Por preguntones acaba de ocurrirles lo mismo que a De Gaulle a los militares turbios y sin gloria que gobiernan con mano de hierro a Uruguay. Pero lo que más intriga de este descalabro imprevisto es por que tenían que preguntar nada en un momento en que parecían dueños de todo su poder, con la Prensa comprada, los partidos políticos prohibidos, la actividad universitaria y sindical suprimida y con media oposición en la cárcel o asesinada por ellos mismos, y nada menos que la quinta parte de la población nacional dispersa por medio mundo. Los analistas, acostumbrados a echarle la culpa de todo al imperialismo, no sólo de lo malo, sino también de lo bueno, piensan que los gorilas uruguayos tuvieron que ceder a la presión de los organismos internacionales de crédito para mejorar la imagen de su régimen.

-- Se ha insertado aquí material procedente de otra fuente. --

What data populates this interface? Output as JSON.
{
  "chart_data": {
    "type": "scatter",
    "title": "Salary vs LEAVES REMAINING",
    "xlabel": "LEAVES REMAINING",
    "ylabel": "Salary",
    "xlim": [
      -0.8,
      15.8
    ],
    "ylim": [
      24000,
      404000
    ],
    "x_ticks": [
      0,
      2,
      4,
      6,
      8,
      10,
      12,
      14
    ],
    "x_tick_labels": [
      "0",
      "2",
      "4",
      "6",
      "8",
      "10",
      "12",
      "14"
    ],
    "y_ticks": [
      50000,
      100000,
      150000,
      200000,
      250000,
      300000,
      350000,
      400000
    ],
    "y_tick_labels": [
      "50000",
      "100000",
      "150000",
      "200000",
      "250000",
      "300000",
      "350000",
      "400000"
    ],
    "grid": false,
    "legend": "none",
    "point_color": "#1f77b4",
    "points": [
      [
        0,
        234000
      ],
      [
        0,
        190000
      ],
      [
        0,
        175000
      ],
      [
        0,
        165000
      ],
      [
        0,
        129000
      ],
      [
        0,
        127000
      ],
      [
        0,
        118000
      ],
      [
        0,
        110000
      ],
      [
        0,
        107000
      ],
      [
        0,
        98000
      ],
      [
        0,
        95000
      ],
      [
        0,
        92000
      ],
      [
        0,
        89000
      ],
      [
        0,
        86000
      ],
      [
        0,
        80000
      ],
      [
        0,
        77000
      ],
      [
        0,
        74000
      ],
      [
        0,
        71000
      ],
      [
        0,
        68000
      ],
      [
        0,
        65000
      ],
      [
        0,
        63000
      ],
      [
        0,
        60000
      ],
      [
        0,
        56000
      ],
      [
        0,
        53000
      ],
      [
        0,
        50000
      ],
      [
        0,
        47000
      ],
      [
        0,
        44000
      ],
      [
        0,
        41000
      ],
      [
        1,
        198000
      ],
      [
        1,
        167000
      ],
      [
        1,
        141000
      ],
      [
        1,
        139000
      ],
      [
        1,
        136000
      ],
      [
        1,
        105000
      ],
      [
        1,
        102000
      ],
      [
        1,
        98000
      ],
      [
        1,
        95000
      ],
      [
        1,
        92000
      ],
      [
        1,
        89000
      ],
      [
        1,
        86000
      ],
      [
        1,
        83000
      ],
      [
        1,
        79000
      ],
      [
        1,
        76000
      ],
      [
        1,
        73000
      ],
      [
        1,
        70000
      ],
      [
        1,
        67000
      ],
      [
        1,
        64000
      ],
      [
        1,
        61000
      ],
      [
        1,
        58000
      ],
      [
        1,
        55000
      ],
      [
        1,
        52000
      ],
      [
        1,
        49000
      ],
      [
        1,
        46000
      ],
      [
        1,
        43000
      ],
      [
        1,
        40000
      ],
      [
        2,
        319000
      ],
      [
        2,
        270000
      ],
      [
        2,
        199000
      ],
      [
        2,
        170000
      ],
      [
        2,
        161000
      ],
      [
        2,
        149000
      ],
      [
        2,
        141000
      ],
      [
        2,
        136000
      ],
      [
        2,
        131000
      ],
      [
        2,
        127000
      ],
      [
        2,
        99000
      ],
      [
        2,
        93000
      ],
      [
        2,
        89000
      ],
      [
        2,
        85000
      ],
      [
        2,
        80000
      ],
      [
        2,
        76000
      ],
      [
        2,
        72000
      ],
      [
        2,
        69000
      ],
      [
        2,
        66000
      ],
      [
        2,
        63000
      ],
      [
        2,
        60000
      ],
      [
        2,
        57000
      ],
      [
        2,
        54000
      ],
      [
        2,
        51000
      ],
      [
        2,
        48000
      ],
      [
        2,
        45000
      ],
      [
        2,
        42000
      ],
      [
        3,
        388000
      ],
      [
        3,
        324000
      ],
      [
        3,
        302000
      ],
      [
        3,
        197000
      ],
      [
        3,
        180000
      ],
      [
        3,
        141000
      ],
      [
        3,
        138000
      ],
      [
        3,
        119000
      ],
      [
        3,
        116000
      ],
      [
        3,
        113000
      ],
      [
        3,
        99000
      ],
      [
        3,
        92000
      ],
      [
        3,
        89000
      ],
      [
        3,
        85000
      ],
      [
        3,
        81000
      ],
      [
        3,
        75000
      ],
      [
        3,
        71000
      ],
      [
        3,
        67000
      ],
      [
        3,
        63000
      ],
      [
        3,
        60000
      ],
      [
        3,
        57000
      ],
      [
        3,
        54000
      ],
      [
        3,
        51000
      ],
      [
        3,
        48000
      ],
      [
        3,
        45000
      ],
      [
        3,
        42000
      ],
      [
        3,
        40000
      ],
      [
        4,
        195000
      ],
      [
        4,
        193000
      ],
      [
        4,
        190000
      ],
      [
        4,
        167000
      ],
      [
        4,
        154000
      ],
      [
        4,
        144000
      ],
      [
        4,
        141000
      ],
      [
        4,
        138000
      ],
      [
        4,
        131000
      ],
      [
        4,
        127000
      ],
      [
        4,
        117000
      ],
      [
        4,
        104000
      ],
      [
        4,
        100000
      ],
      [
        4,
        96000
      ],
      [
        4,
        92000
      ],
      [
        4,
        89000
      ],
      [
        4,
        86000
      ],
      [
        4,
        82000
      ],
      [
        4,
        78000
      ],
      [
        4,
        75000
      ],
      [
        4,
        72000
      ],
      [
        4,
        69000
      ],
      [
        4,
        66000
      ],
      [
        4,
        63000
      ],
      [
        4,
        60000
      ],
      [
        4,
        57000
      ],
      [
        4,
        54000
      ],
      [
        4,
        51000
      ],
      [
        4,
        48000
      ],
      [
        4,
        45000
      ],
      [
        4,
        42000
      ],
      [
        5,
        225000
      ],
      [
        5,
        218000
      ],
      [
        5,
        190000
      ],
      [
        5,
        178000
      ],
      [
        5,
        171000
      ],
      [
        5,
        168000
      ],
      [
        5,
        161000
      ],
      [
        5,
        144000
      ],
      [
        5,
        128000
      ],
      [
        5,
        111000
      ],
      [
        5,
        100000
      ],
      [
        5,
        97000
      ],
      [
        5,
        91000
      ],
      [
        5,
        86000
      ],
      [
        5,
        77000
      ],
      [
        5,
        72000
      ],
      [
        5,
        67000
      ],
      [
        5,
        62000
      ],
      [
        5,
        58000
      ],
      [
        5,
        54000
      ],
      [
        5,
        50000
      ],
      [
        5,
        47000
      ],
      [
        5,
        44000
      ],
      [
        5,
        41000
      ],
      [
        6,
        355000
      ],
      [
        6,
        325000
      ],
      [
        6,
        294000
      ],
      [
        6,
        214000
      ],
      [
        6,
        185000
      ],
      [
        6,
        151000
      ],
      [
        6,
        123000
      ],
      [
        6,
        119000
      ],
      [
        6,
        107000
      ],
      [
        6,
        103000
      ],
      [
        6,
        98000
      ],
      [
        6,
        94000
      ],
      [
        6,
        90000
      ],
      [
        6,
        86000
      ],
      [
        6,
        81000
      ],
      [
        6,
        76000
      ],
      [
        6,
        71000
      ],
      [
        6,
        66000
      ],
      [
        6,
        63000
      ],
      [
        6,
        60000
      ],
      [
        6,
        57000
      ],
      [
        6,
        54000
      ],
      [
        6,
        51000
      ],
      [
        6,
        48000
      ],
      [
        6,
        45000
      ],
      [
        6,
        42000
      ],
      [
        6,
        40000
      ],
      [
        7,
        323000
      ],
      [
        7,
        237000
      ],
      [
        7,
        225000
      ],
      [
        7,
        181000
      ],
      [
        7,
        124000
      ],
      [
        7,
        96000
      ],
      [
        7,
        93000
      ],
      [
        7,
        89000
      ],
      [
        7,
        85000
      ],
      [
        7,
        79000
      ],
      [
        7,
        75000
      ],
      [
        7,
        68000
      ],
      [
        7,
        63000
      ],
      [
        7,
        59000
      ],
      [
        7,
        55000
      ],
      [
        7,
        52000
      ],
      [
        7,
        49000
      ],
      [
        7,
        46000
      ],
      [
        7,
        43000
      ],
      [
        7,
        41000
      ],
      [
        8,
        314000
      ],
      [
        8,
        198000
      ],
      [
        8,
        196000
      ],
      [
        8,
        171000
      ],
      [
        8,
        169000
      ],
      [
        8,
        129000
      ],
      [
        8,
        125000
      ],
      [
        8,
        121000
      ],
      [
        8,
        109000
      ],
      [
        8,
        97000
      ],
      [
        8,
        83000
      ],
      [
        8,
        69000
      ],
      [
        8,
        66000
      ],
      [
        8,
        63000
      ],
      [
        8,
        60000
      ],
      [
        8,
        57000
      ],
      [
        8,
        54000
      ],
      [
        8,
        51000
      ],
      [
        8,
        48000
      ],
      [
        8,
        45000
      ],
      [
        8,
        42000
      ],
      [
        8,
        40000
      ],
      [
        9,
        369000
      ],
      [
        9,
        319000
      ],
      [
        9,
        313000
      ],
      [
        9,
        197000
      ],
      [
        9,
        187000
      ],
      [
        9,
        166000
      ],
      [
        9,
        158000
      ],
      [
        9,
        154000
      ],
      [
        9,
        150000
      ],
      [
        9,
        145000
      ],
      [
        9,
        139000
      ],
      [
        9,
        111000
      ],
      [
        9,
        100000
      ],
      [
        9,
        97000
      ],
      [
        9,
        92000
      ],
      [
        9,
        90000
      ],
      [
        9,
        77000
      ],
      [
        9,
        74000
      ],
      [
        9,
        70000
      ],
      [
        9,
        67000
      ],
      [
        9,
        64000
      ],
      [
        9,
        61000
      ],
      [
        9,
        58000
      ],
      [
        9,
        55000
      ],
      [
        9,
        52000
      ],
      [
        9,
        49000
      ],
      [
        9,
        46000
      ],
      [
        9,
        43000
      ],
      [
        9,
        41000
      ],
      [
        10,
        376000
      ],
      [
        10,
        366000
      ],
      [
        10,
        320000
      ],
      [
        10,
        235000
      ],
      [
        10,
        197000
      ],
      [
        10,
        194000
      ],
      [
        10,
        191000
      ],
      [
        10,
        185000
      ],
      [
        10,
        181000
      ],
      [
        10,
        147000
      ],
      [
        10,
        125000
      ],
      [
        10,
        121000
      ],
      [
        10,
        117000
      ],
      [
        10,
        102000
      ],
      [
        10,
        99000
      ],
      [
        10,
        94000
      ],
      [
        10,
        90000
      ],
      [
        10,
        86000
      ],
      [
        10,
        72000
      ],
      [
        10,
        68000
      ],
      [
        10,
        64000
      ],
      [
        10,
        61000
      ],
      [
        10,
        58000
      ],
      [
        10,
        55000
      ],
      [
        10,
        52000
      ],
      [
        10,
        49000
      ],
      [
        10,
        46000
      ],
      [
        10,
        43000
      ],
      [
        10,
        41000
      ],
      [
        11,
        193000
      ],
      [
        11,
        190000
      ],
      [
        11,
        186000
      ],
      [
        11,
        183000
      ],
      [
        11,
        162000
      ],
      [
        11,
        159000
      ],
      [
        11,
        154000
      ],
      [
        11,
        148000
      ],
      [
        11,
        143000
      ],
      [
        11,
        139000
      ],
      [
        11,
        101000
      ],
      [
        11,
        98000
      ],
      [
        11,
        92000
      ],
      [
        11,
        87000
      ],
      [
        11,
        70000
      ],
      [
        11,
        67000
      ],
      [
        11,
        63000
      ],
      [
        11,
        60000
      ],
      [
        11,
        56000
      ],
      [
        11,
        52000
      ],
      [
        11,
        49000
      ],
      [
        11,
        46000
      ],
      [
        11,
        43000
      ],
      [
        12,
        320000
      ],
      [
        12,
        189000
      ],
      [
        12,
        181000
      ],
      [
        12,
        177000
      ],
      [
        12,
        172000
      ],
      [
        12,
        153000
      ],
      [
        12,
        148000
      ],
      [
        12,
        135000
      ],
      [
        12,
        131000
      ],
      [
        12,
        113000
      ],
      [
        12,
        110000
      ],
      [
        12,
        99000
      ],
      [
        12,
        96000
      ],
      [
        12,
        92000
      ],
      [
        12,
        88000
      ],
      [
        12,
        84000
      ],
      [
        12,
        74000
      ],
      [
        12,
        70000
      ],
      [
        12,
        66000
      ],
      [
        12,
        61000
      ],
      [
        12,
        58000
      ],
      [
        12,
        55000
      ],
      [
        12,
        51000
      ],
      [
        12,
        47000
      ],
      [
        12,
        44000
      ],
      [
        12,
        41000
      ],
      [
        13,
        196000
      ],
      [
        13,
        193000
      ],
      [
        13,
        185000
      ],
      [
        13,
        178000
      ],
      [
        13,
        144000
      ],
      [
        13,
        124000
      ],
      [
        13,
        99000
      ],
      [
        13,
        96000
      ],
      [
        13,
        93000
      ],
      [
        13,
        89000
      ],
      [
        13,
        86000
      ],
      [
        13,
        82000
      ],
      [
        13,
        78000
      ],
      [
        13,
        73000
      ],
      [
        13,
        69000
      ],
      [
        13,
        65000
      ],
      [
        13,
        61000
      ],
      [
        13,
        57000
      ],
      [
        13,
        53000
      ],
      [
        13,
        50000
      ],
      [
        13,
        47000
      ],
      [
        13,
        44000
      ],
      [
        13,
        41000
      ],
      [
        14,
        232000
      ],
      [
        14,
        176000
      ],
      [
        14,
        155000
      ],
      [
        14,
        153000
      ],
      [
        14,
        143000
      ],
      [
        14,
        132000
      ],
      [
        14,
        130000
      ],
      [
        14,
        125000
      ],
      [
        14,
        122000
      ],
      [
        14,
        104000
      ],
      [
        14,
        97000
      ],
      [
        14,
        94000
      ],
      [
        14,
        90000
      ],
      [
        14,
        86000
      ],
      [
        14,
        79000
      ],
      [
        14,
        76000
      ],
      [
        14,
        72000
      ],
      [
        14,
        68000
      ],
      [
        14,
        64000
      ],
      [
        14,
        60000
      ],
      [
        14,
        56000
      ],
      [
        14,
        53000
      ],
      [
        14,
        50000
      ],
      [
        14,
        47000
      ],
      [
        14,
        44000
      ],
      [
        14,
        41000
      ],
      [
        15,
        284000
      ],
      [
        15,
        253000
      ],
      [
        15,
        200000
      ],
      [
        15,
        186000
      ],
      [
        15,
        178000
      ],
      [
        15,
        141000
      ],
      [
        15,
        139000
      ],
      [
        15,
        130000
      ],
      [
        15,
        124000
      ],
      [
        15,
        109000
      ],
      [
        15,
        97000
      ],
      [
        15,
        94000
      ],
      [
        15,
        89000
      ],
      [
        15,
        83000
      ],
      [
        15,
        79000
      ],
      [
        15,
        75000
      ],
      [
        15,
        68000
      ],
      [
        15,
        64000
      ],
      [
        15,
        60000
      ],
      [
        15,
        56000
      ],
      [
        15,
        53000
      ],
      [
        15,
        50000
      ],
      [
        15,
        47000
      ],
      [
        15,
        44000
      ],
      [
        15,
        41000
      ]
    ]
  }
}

Otros, aún más retóricos, dicen que es la resistencia popular silenciosa, que, tarde o temprano, terminará por socavar la tiranía. No hay menos de veinte especulaciones distintas, y es natural que algunas de ellas sean factores reales. Pero hay una que corre el riesgo de parecer simplista, y que a lo mejor es la más próxima de la verdad: los gorilas uruguayos -al igual que el general Franco y al contrario del general De Gaulle- terminaron por creerse su propio cuento.
Es
la trampa del poder absoluto. Absortos en su propio perfume, los gorilas
uruguayos debieron pensar que la parálisis del terror era la paz, que los
editoriales de la Prensa vendida eran la voz del pueblo y, por consiguiente, la
voz de Dios, que las declaraciones públicas que ellos mismos hacían eran la
verdad revelada, y que todo eso, reunido y amarrado con un lazo de seda, era de
veras la democracia. Lo único que les faltaba entonces, por supuesto, era la
consagración popular, y para conseguirla se metieron como mansos conejos en la
trampa diabólica del sistema electoral uruguayo. Es una máquina infernal tan
complicada que los propios uruguayos no acaban de entenderla muy bien, y es tan
rigurosa y fatal que, una vez puesta en marcha -como ocurrió el domingo
pasado-, no hay manera de detenerla ni de cambiar su rumbo.
Sin
embargo, lo más importante de esta piña militar no es que el pueblo haya dicho
que no, sino la claridad con que ha revelado la peculiaridad incomparable de la
situación uruguaya. En realidad, la represión de la dictadura ha sido feroz, y
no ha habido una ley humana ni divina que los militares no violaran ni un abuso
que no cometieran. Pero en camino se encuentran dando vueltas en el círculo
vicioso de su propia Preocupación legalista. Es decir: ni ellos mismos han
podido escapar de una manera de ser del país y de un modo de ser de los
uruguayos, que tal vez no se parezcan a los de ningún otro país de América
Latina. Aunque sea por un detalle sobrenatural: Uruguay es el único donde los
presos tienen que pagar la comida que se comen y el uniforme que se ponen, y
hasta el alquiler de la celda
En realidad, cuando
irrumpieron contra el poder civil, en 1973, los
gorilas uruguayos no dieron un golpe simple, como Pinochet o
Videla, sino que se enredaron en el formalismo bobo de dejar un presidente de
fachada. En 1976, cuando a este se le acabó el período formal, buscaron otra
fórmula retorcida para que el poder armado pareciera legal durante otros cinco
años. Ahora trataban de buscar una nueva legalidad, ficticia con este
plebiscito providencial que les salió por la culata. Es como si la costumbre de
la democracia representativa -que es casi un modo de ser natural de la nación
uruguaya- se les hubiera convertido en un fantasma que no les permite hacer con
las bayonetas otra cosa que sentarse en ellas.